Un cheval au travail va produire plus de déchets et donc aura besoin de plus de sélénium qu’un cheval au repos. Nous verrons les chiffres un peu plus loin.

La carence est possible dans certaines régions de France avec un sol primaire (Massif central, Vosges, Ardennes, Massif Armoricain), pour ces régions, il vaut mieux vérifier que la ration journalière couvre les besoins. Un apport journalier est préférable à un apport en cures et n’expose pas de la même façon aux risques de toxicité.

A noter que certains types de chevaux (Islandais) s’en accommodent jusqu’à un certain point.

Il a été noté que ces chevaux supportent une concentration de 66 µg / L de sélénium dans le sang (avec la normale entre 140 à 250 µg / L) sans conséquence clinique. Des signes de carence chez ces chevaux seront donc forcément liés à une carence sévère.
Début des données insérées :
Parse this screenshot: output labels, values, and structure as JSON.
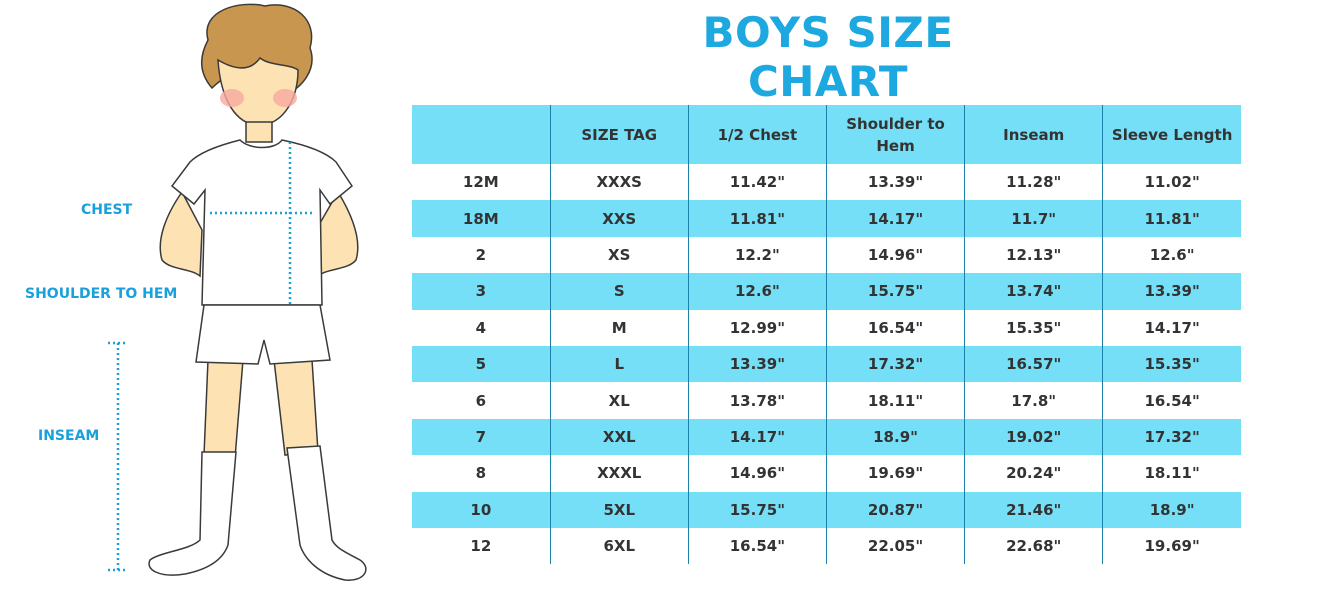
{
  "title": "BOYS SIZE CHART",
  "figure_labels": {
    "chest": "CHEST",
    "shoulder_to_hem": "SHOULDER TO HEM",
    "inseam": "INSEAM"
  },
  "table": {
    "headers": [
      "",
      "SIZE TAG",
      "1/2 Chest",
      "Shoulder to Hem",
      "Inseam",
      "Sleeve Length"
    ],
    "rows": [
      [
        "12M",
        "XXXS",
        "11.42\"",
        "13.39\"",
        "11.28\"",
        "11.02\""
      ],
      [
        "18M",
        "XXS",
        "11.81\"",
        "14.17\"",
        "11.7\"",
        "11.81\""
      ],
      [
        "2",
        "XS",
        "12.2\"",
        "14.96\"",
        "12.13\"",
        "12.6\""
      ],
      [
        "3",
        "S",
        "12.6\"",
        "15.75\"",
        "13.74\"",
        "13.39\""
      ],
      [
        "4",
        "M",
        "12.99\"",
        "16.54\"",
        "15.35\"",
        "14.17\""
      ],
      [
        "5",
        "L",
        "13.39\"",
        "17.32\"",
        "16.57\"",
        "15.35\""
      ],
      [
        "6",
        "XL",
        "13.78\"",
        "18.11\"",
        "17.8\"",
        "16.54\""
      ],
      [
        "7",
        "XXL",
        "14.17\"",
        "18.9\"",
        "19.02\"",
        "17.32\""
      ],
      [
        "8",
        "XXXL",
        "14.96\"",
        "19.69\"",
        "20.24\"",
        "18.11\""
      ],
      [
        "10",
        "5XL",
        "15.75\"",
        "20.87\"",
        "21.46\"",
        "18.9\""
      ],
      [
        "12",
        "6XL",
        "16.54\"",
        "22.05\"",
        "22.68\"",
        "19.69\""
      ]
    ]
  },
  "colors": {
    "accent": "#1da8e0",
    "row_highlight": "#74dff7",
    "text": "#333333"
  }
}
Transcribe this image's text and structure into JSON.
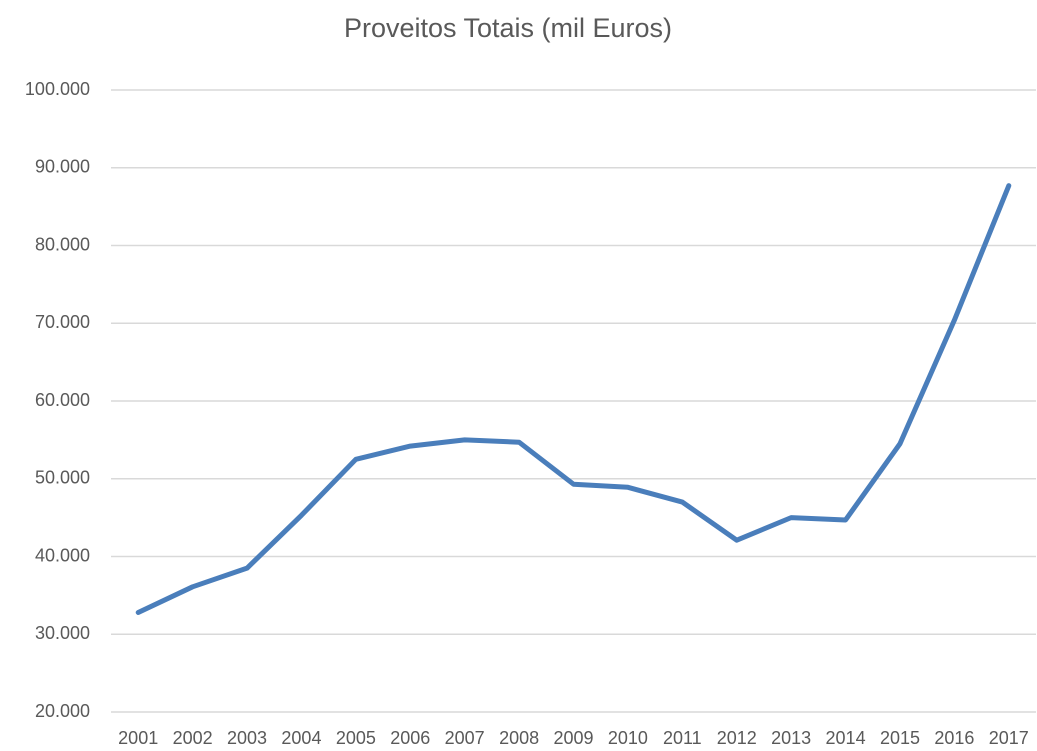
{
  "chart_data": {
    "type": "line",
    "title": "Proveitos Totais (mil Euros)",
    "categories": [
      "2001",
      "2002",
      "2003",
      "2004",
      "2005",
      "2006",
      "2007",
      "2008",
      "2009",
      "2010",
      "2011",
      "2012",
      "2013",
      "2014",
      "2015",
      "2016",
      "2017"
    ],
    "series": [
      {
        "name": "Proveitos Totais",
        "color": "#4a7ebb",
        "values": [
          32800,
          36100,
          38500,
          45300,
          52500,
          54200,
          55000,
          54700,
          49300,
          48900,
          47000,
          42100,
          45000,
          44700,
          54500,
          70400,
          87700
        ]
      }
    ],
    "ylim": [
      20000,
      100000
    ],
    "yticks": [
      {
        "value": 20000,
        "label": "20.000"
      },
      {
        "value": 30000,
        "label": "30.000"
      },
      {
        "value": 40000,
        "label": "40.000"
      },
      {
        "value": 50000,
        "label": "50.000"
      },
      {
        "value": 60000,
        "label": "60.000"
      },
      {
        "value": 70000,
        "label": "70.000"
      },
      {
        "value": 80000,
        "label": "80.000"
      },
      {
        "value": 90000,
        "label": "90.000"
      },
      {
        "value": 100000,
        "label": "100.000"
      }
    ],
    "grid": true
  }
}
Par contre, avec une ration contenant suffisamment de sélénium, ils seront increvables !

La carence se diagnostique par un dosage sanguin du sélénium pour être sûr, archi-sûr.

Nous avons deux grands cas :

Chez l’adulte : dégénérescence musculaire, fragilité des globules rouges (due à la perte de la protection anti-oxydante du glutathion peroxydase), une sensibilité accrue aux raideurs et aux douleurs musculaires avec une complication possible, le « coup de sang » ou rhabdomyolyse.

Chez le poulain : la « maladie du muscle blanc » (raideur de la démarche, des troubles cardiorespiratoires et une mort brutale), la fragilité des globules rouges, troubles de l’ossification.

Le cas de la gestation et la lactation, les besoins en sélénium sont augmentés.

Voici pour un cheval de 500 kilos, les besoins journaliers en sélénium sont de :

 

Au travail

Gestation

Lactation

Repos : 1.7 mg

8e mois : 1.8 mg

4 premiers mois : 2.7-2.9 mg

Léger : 2.3 mg

11e mois : 2 mg

6e mois (sevrage) : 2 mg

Modéré : 2.6 mg

   

Intense : 2.3 mg

   

Le poulain, recevant du sélénium exclusivement de sa mère pendant les premiers mois de sa vie, sera très dépendant du taux de sélénium dans le lait, lui-même dépendant de sa concentration dans le sang de la jument.

Le risque d’intoxication est cependant le plus fréquent. 

Toxicité aiguë (surdosage important et brutal) : toxicité rénale, intestinale (diarrhées, colique) et cardiorespiratoire (augmentation du rythme respiratoire et cardiaque),

Toxicité chronique (surdosage plus faible mais sur long terme) : chute du poil de la queue, et des crins, une haleine avec une forte odeur d’ail, une déformation et une perte du sabot (le sélénium prend la place du soufre au niveau du sabot ce qui induit une déformation) et perte de la vue.

A noter que certaines régions peuvent avoir un taux de sélénium dans les sols qui expose les chevaux à un surdosage chronique. Dans ce cas, le choix d’aliments complémentaires non supplémentés voire l’achat de fourrage en provenance d’une région naturellement carencée, s’imposent.  

Une supplémentation abusive et répétée sous prétexte de prévenir les accidents musculaires sur des chevaux non carencés en sélénium, est donc une pratique à risques.  

Le sélénium est indispensable et toxique, un joli paradoxe qui n’arrange pas vraiment nos affaires. La manipulation du sélénium doit donc être rigoureuse afin d’être une source, à défaut de joie, du moins de santé.